At this point, Sean Shibe returned to the stage with guitar this time and the Dunedin Consort expanded to its full complement of 12 strings, and John Butt took on conducting duties. Shibe's guitar was amplified and I have to confess that I was not entirely enamoured of the resulting sound quality, it lacked the transparency of some amplified guitars and you felt the presence of the amplification. But perhaps that we me being picky.

James MacMillan's From Galloway is a 2000 piece for solo clarinet, here given in an arrangement for guitar and strings by George Duthie. It is a tiny piece, a hesitating air initiated by the guitar and meditated on by the strings. This was followed by two movements from David Fennessy's Rosewoods which were written for Shibe, based on a solo guitar piece that Fennessy wrote for Shibe's teacher. Fennessy is one of MacMillan's pupils, but we were in a very different sound world. Short repeated motifs were introduced by Shibe and then taken up by the strings, elaborate guitar fingerwork against string insistence. Both pieces felt slightly nebulous and the balance seemed to favour the strings.

Linda Catlin Smith's Sinfonia was specifically written for Baroque ensemble, originally written for Early Music Vancouver. It was full of rich textures, and the first part featured two solo violins, emerging in the manner of a concerto grosso, eventually they were lost amidst the throbbing textures of the faster middle section. Throughout, Catlin Smith seemed to be enamoured of the distinctive textures that HIP performances on period instruments can bring. Eventually the material slowed down again and then finally evaporated.

Cassandra Miller (Photo: Benjamin Ealovega)
Cassandra Miller (Photo: Benjamin Ealovega)
Cassandra Miller's concerto, Chanter, began with Miller hearing Shibe singing along to music performed by Scottish smallpipes player Brighde Chaimbeul, in fact Chaimbeul's own arrangement of a North Highland air. Miller multi-layered Shibe's voice, then transferred the ideas to guitar, leaning into the way that the guitar can strum, ripple and thrum. The work is in what Miller describes as four verses and a coda - 'Rippling Sea', 'Bellowing', 'Sleep-chanting', 'Slowing Air' and 'Skye-dreaming', but all revisited the same material in different ways, becoming progressively more hypnotic. This was quite a long piece and you wondered whether Miller was deliberately trying to lull us to sleep.

The sound world, with the guitar presenting material full of rippling textures and then the strings taking it up, evoked to me the world of Gaelic psalm singing, where there is a leader and then everyone joins in, each presenting their own variant, all simultaneously.
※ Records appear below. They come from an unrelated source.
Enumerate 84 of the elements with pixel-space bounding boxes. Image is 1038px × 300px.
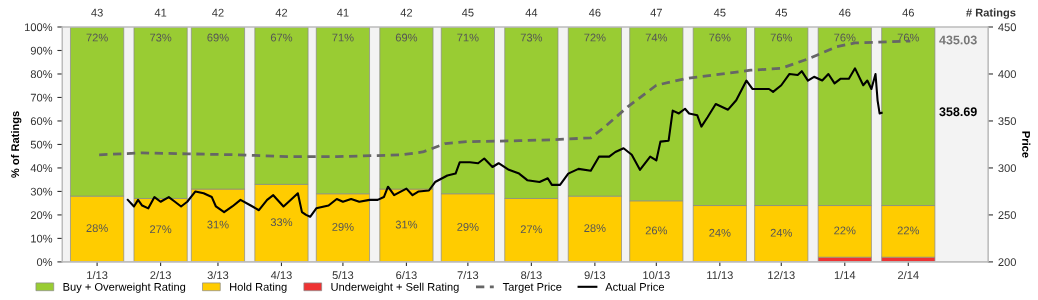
data-label: 31% [207,220,229,229]
data-label: 24% [770,228,793,237]
y-tick-label: 40% [30,164,53,173]
text: 42 [275,8,288,17]
text: 41 [336,8,349,17]
text: 45 [775,8,787,17]
data-label: 73% [520,33,543,42]
data-label: 73% [150,33,172,42]
y2-tick-label: 200 [998,258,1016,267]
text: 44 [525,8,538,17]
y-axis-title: % of Ratings [10,111,22,178]
data-label: 69% [395,33,418,42]
x-tick-label: 10/13 [643,270,670,280]
text: 45 [713,8,726,17]
data-label: 22% [834,226,856,235]
data-label: 31% [395,220,418,229]
y2-tick-label: 400 [998,70,1016,79]
x-tick-label: 5/13 [332,270,354,280]
data-label: 33% [270,218,293,227]
x-tick-label: 3/13 [207,270,229,280]
data-label: 72% [584,33,606,42]
y-tick-label: 30% [30,187,53,196]
data-label: 69% [207,33,229,42]
legend-label: Underweight + Sell Rating [331,282,459,293]
data-label: 76% [834,33,856,42]
y2-tick-label: 300 [998,164,1016,173]
y-tick-label: 50% [30,140,53,149]
text: 46 [838,8,851,17]
x-tick-label: 11/13 [707,270,733,280]
y2-tick-label: 450 [998,23,1016,32]
text: 46 [902,8,914,17]
legend-label: Actual Price [605,282,665,291]
y2-axis-title: Price [1022,131,1031,158]
text: 43 [91,8,103,17]
data-label: 26% [645,226,668,235]
y2-tick-label: 350 [998,117,1016,126]
y-tick-label: 20% [30,211,53,220]
x-tick-label: 9/13 [584,270,606,280]
x-tick-label: 12/13 [768,270,795,280]
data-label: 71% [332,33,354,42]
legend-label: Buy + Overweight Rating [63,282,186,293]
x-tick-label: 6/13 [396,270,417,280]
data-label: 22% [897,226,920,235]
text: 47 [650,8,662,17]
y-tick-label: 100% [24,23,53,32]
data-label: 72% [86,33,108,42]
data-label: 67% [270,33,293,42]
data-label: 76% [770,33,793,42]
text: 46 [588,8,601,17]
x-tick-label: 8/13 [521,270,542,280]
y-tick-label: 60% [30,117,53,126]
annotation: 358.69 [939,107,977,117]
text: 45 [461,8,474,17]
y-tick-label: 0% [36,258,53,267]
line-series [126,67,883,218]
y-tick-label: 10% [31,234,53,243]
text: 42 [212,8,224,17]
legend-label: Hold Rating [230,282,287,293]
text: # Ratings [966,8,1016,19]
data-label: 76% [897,33,920,42]
text: 42 [400,8,413,17]
data-label: 71% [457,33,479,42]
data-label: 29% [332,222,354,231]
x-tick-label: 1/13 [87,270,108,280]
x-tick-label: 7/13 [457,270,479,280]
data-label: 27% [150,225,172,234]
x-tick-label: 1/14 [834,270,856,280]
y-tick-label: 70% [30,93,53,102]
y2-tick-label: 250 [998,211,1016,220]
text: 41 [154,8,167,17]
data-label: 24% [709,228,731,237]
x-tick-label: 2/13 [150,270,171,280]
x-tick-label: 2/14 [898,270,919,280]
data-label: 28% [584,224,606,232]
x-tick-label: 4/13 [270,270,292,280]
data-label: 29% [457,222,479,231]
data-label: 76% [709,33,731,42]
annotation: 435.03 [939,35,977,45]
data-label: 28% [86,224,108,232]
legend-label: Target Price [502,282,562,293]
data-label: 27% [520,225,543,234]
y-tick-label: 90% [30,46,53,55]
data-label: 74% [645,33,668,42]
y-tick-label: 80% [30,70,53,79]
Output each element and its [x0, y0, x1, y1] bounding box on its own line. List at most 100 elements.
The result was hypnotic and rather mesmerising with a fabulous sound world. At one point we had a quasi-cadenza with the Shibe playing free rhapsodic passages over thrummed bass, but the material circled around, always returning to the same place.

Both Catlin Smith and Miller are Canadian, and I wondered whether this was deliberate, were we meant to hear the Celtic diaspora in their music perhaps? If this was so, then maybe a little more context would have helped.

This was a programme filled with good things, but the somewhat playlist-like structure did not always do the music justice. It would have been nice to dwell somewhat, to pause and consider, perhaps having more Dowland because it was pure magic and more Fennessy because the two short movements were not quite enough to get used to his sound-world. Cassandra Miller's new concerto will repay further listening, and I did wonder whether it might have a more consistent impact on recording. There are further opportunities to hear the piece as the programme is repeated at Saffron Hall (12 April), Glasgow's Royal Concert Hall (13 April), Edinburgh's Queen's Hall (14 April) and at the Music Center de Bijloke in Belgium (18 April).